Requirements for behavioral laws

Michael Z. Williamson explains things:

Behavioral laws require three components to be effective.  They must accurately describe an action that causes harm to others. They must propose a penalty that disincentivizes the activity. They must be enforceable.

And correctly concludes:

The recent catchphrase is some variation of, “Well, you gun nuts need to come up with something, because doing nothing is no longer an option.”

In response:  People who make this statement have been doing “something” for over 150 years, to the tune of 20,000 federal, state and local laws.

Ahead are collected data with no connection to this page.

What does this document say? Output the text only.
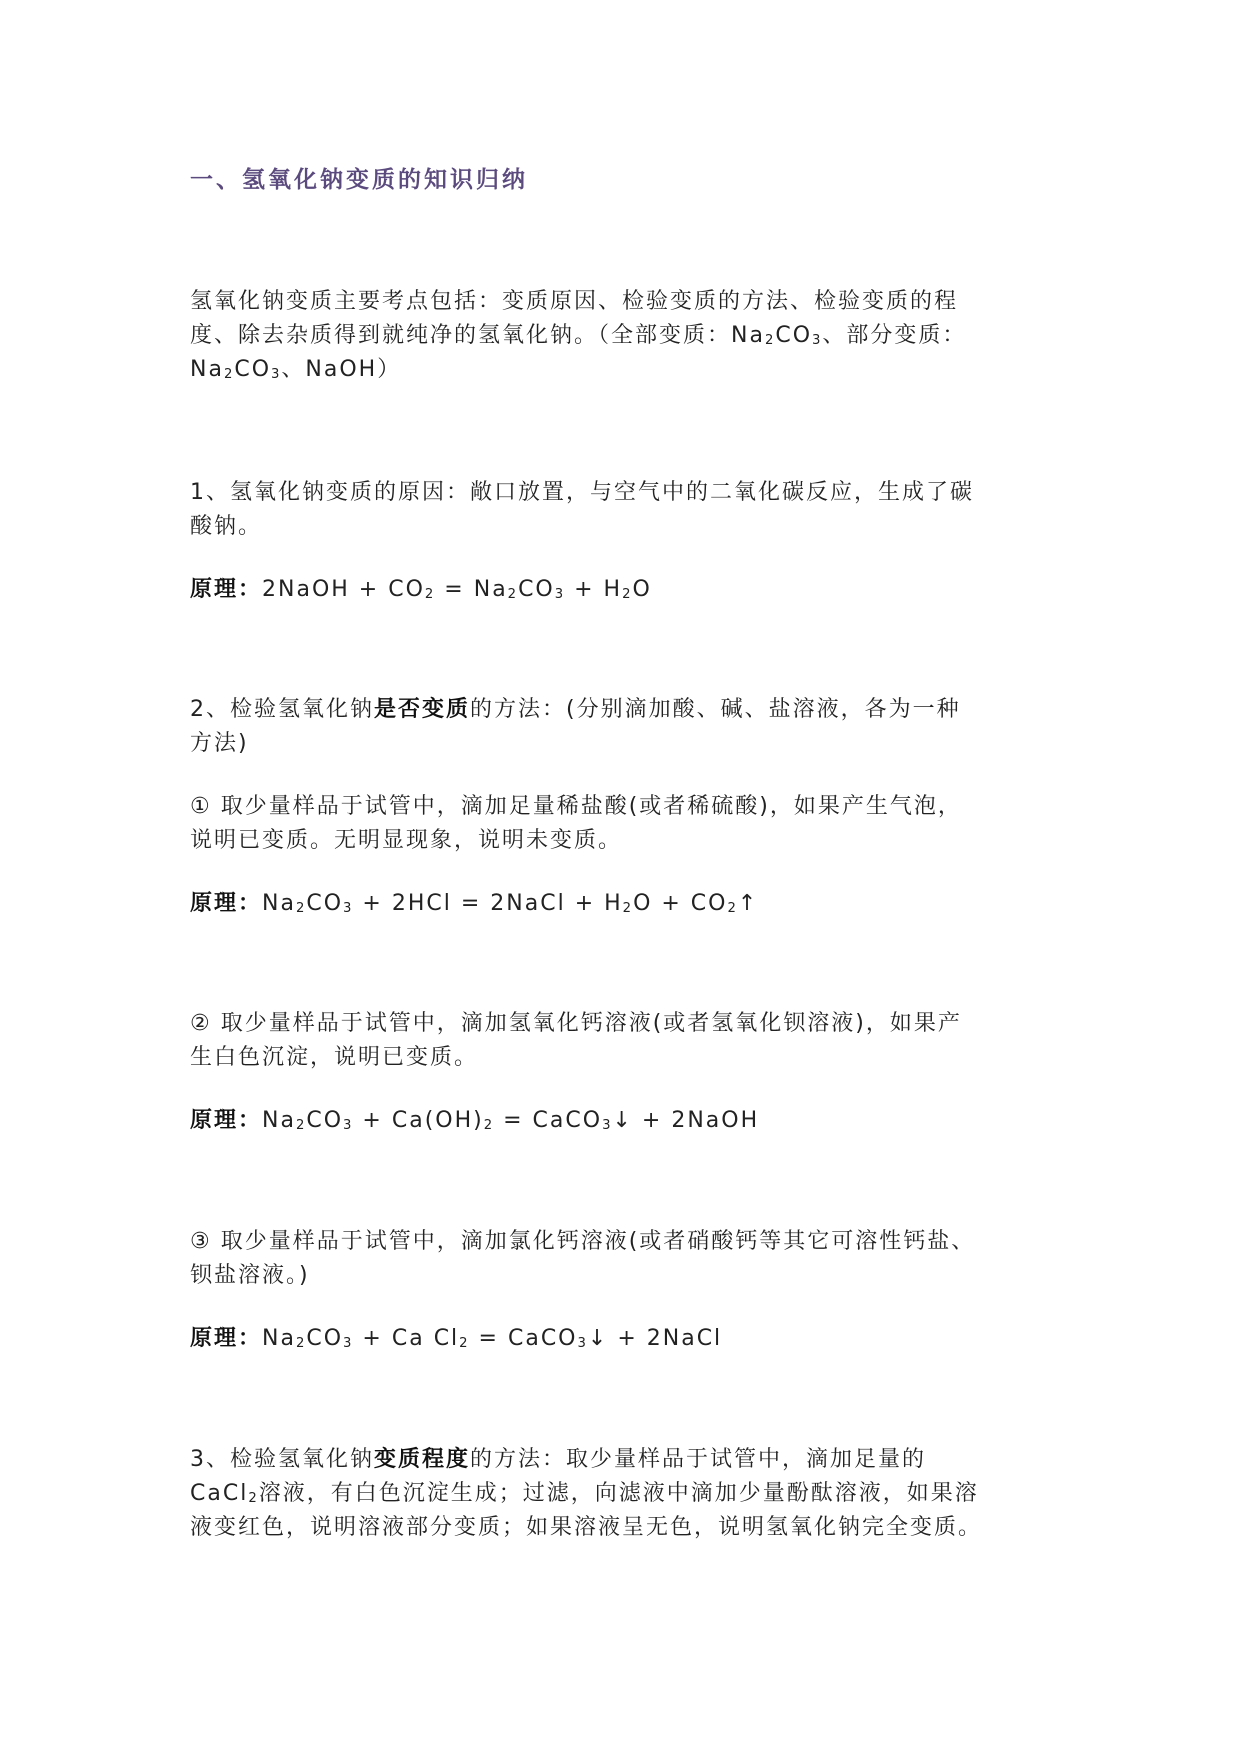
一、氢氧化钠变质的知识归纳

氢氧化钠变质主要考点包括：变质原因、检验变质的方法、检验变质的程
度、除去杂质得到就纯净的氢氧化钠。（全部变质：$Na_2CO_3$、部分变质：
$Na_2CO_3$、NaOH）
1、氢氧化钠变质的原因：敞口放置，与空气中的二氧化碳反应，生成了碳
酸钠。
原理：2NaOH + $CO_2 = Na_2CO_3 + H_2O$
2、检验氢氧化钠是否变质的方法：(分别滴加酸、碱、盐溶液，各为一种
方法)
① 取少量样品于试管中，滴加足量稀盐酸(或者稀硫酸)，如果产生气泡，
说明已变质。无明显现象，说明未变质。
原理：$Na_2CO_3 + 2HCl$ = 2NaCl + $H_2O$ + $CO_2↑$
② 取少量样品于试管中，滴加氢氧化钙溶液(或者氢氧化钡溶液)，如果产
生白色沉淀，说明已变质。
原理：$Na_2CO_3 + Ca(OH)_2$ = CaCO$_3$↓ + 2NaOH
③ 取少量样品于试管中，滴加氯化钙溶液(或者硝酸钙等其它可溶性钙盐、
钡盐溶液。)
原理：$Na_2CO_3 + Ca$ $Cl_2$ = CaCO$_3$↓ + 2NaCl
3、检验氢氧化钠变质程度的方法：取少量样品于试管中，滴加足量的
CaCl$_2$溶液，有白色沉淀生成；过滤，向滤液中滴加少量酚酞溶液，如果溶
液变红色，说明溶液部分变质；如果溶液呈无色，说明氢氧化钠完全变质。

Despite all that, they are insisting “nothing” has been done, an admission that they believe it was all worthless, pointless and to no effect.

They are absolutely correct.

This demonstrates two things.

First, that people with no knowledge of the subject shouldn’t be attempting to create legislation.

Second, that all those laws should be repealed.

Every single one.

3 thoughts on “Requirements for behavioral laws

  1. The fact that they don’t work is a good reason to repeal them. The fact that there are too many for anyone to know what they are is also a good reason to repeal them (see The Federalist #62).

    But the best reason of all is the one that wasn’t mentioned: the fact that they all violate the Constitution.

  2. That is actually a fourth component to behavioral laws as Paul Koning suggests; the laws should be knowable. And over arching the four components, he is right completely that they violate the Constitution.

    • Yes, that’s Madison’s point in Federalist 62:

      “It will be of little avail to the people that the laws are made by men of their own choice if the laws be so voluminous that they cannot be read, or so incoherent that they cannot be understood; if they be repealed or revised before they are promulgated, or undergo such incessant changes that no man, who knows what the law is today, can guess what it will be tomorrow. Law is defined to be a rule of action; but how can that be a rule, which is little known, and less fixed?” — James Madison (in Federalist #62).

      Nowadays, it’s easy to demonstrate that the laws are not knowable: the Federal Register runs at least 200 pages every day. I say that no person in the USA knows what the laws are (note that “laws” includes regulations promulgated under color of law) since no one has the resources or patience to read that much crud every day.